A FEW MINUTES BEFORE NOON, I PULLED INTO MY HOME GARAGE.

Greg’s Ducati was parked in its spot.

My stomach churned with dread.

He was home.

I took cautious steps inside.

The kitchen and living room were dark. A fire report completed by that arson investigator Kendricks sat on the dining room table. Christmas presents that hadn’t been there before today sat beneath the tree.

I sniffed.

The scent of Friday night’s fire remained.

I climbed the stairs, one by one.

In the bathroom, water pounded against the shower tiles.

I stepped into the bathroom and over a pair of jeans, a T-shirt, and size 13 Jordans.

Through the clear shower curtain, Greg’s muscular figure was silhouetted in the water vapor. Soapy, white lather slipped down his body.

Arms crossed, heart pounding, I leaned against the sink. “Hey.”

He stopped scrubbing and turned to face me. “Hey.”

We stared at each other with nothing but the curtain between us.

In five seconds, my sneakers were off.

In ten seconds, my pants and shirt also lay in a heap on the tile.

In twenty seconds, I stood with him, naked in the shower, my mouth on his, his hands clenching my ass, my hair soaked with hot water.

He carried me from the shower and back out to the sink.

Wild breathing, trembling, clammy sweat, months and months gone by…

He held me tighter and tighter… His knees locked.

We waited until the shakes passed, and then our eyes locked.

He wiped away tears I didn’t know I had cried.

Throat tight, I whispered, “Good-bye.”

He kissed me. “I’ll love you forever.”

“I know.”

He backed away from me, then slipped out the door.

I stayed on the bathroom sink, knees drawn to my chest.

His footsteps grew lighter, fainter.

The front door’s alarm sensor chimed.

He was gone.

Wearing only a towel, I tiptoed down to the guest room to peek out the window.
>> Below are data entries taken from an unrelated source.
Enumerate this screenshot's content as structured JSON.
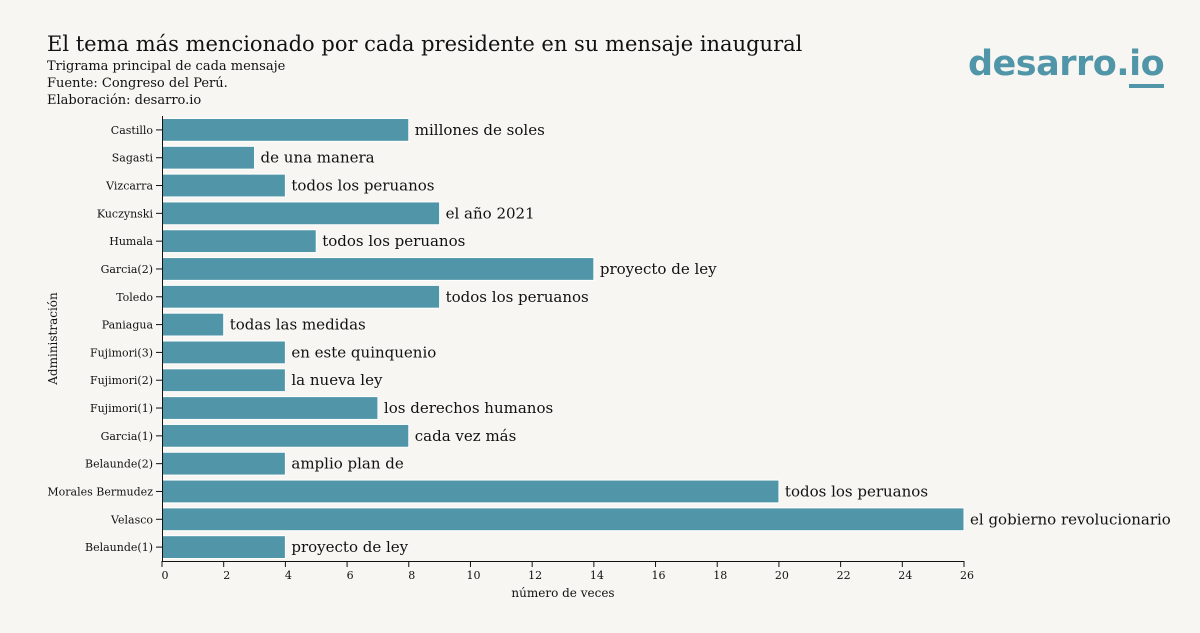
{
  "header": {
    "title": "El tema más mencionado por cada presidente en su mensaje inaugural",
    "subtitle": "Trigrama principal de cada mensaje",
    "source": "Fuente: Congreso del Perú.",
    "credit": "Elaboración: desarro.io"
  },
  "logo": {
    "main": "desarro.",
    "suffix": "io"
  },
  "colors": {
    "bar": "#5096a8",
    "background": "#f7f6f2"
  },
  "chart_data": {
    "type": "bar",
    "orientation": "horizontal",
    "categories": [
      "Castillo",
      "Sagasti",
      "Vizcarra",
      "Kuczynski",
      "Humala",
      "Garcia(2)",
      "Toledo",
      "Paniagua",
      "Fujimori(3)",
      "Fujimori(2)",
      "Fujimori(1)",
      "Garcia(1)",
      "Belaunde(2)",
      "Morales Bermudez",
      "Velasco",
      "Belaunde(1)"
    ],
    "values": [
      8,
      3,
      4,
      9,
      5,
      14,
      9,
      2,
      4,
      4,
      7,
      8,
      4,
      20,
      26,
      4
    ],
    "data_labels": [
      "millones de soles",
      "de una manera",
      "todos los peruanos",
      "el año 2021",
      "todos los peruanos",
      "proyecto de ley",
      "todos los peruanos",
      "todas las medidas",
      "en este quinquenio",
      "la nueva ley",
      "los derechos humanos",
      "cada vez más",
      "amplio plan de",
      "todos los peruanos",
      "el gobierno revolucionario",
      "proyecto de ley"
    ],
    "xlabel": "número de veces",
    "ylabel": "Administración",
    "xlim": [
      0,
      26
    ],
    "xticks": [
      "0",
      "2",
      "4",
      "6",
      "8",
      "10",
      "12",
      "14",
      "16",
      "18",
      "20",
      "22",
      "24",
      "26"
    ],
    "grid": false
  }
}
Andrew, my brother-in-law, stood on the curb as Greg loaded suitcases into the Mazda SUV.

I retreated to the living room and lay on the couch. Still dressed in the towel, I stared at the dark television screen, seeing nothing and feeling even less. I reached for the remote controls. Turned on the television. Pressed
PLAY
on the DVD’s remote. The title sequence of
The Poseidon Adventure
—big cruise ship, sun glinting off the ocean—filled the screen.

Right as the big wave washed over the boat, the doorbell rang.